In a groundbreaking shift towards gender equality in sports, the England and Wales Cricket Board (ECB) has announced that women's international cricket match fees will now match those of their male counterparts. Effective immediately, this move marks a significant step towards bridging the gender pay gap in cricket and empowers women athletes financially.
Women cricketers representing England will receive approximately £12,500 per Test match, £5,000 per one-day international, and £3,500 per T20 international, aligning their pay with male players. This initiative comes into play from the upcoming women's T20 against Sri Lanka at Hove.
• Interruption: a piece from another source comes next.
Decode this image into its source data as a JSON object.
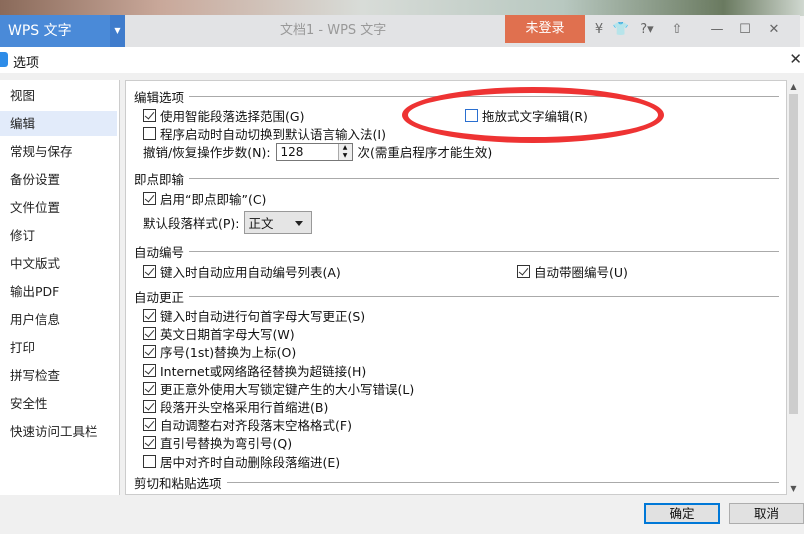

Indian Women's cricket team will now be paid the same match fee as their male counterparts, confirms BCCI.
Test (INR 15 lakhs)
ODI (INR 6 lakhs)
T20I (INR 3 lakhs). #CricketTwitter #TeamIndia pic.twitter.com/f4PbkSyixI
— Female Cricket (@imfemalecricket) October 27, 2022
This decision by the ECB stems from a series of recommendations put forward by the Independent Commission for Equity in Cricket earlier in the year. The commission's report highlighted the widespread discrimination present in cricket and urged immediate action to rectify these disparities. The ECB is not stopping at equal match fees. They are actively working on "Project Darwin," a bold initiative aiming to achieve equal pay in the Hundred by 2025 (currently, the top bracket for men is £125,000, and for women, it's £31,250) and extend this equality to all domestic cricket by 2028. While this move represents a significant stride towards equality, the central contract retainers for men remain substantially higher than those for women. Furthermore, the disparity in Test cricket matches remains significant, with men scheduled for 15 next year, compared to women's maximum of two.
The recent success of women's cricket in England has further fueled the ECB's decision to implement equal match fees. The women's Ashes, which witnessed the attendance of 110,000 fans, set new records for women's international cricket. England's move toward match-fee parity mirrors international trends, as India, New Zealand, and South Africa have also announced equal match fees for their respective women's teams. This decision comes at a time when women's cricket is gaining increasing popularity, and players like Nat Sciver-Brunt are earning substantial sums for participating in international leagues.
One of the biggest stories from last week is the England Cricket’s new match fee policy 🌟
The policy means that England women’s match fees will be equalised with the men’s 🤩
So good!! #SmashTheBarriers pic.twitter.com/IwUTImIMs9
— Girls Sports Club (@GirlsSp0rtsClub) September 5, 2023
England women's cricket captain Heather Knight expressed her delight at this historic change, highlighting the remarkable evolution of the sport since her career began in 2010. She sees this move as not only a personal milestone but also a crucial step forward for younger generations of female cricketers who will benefit from greater opportunities and financial rewards in the game.
The equalization of match fees sends a powerful message of progress in women's cricket; while challenges remain in closing the gender pay gap completely, this momentous step paves the way for a more equitable future in cricket.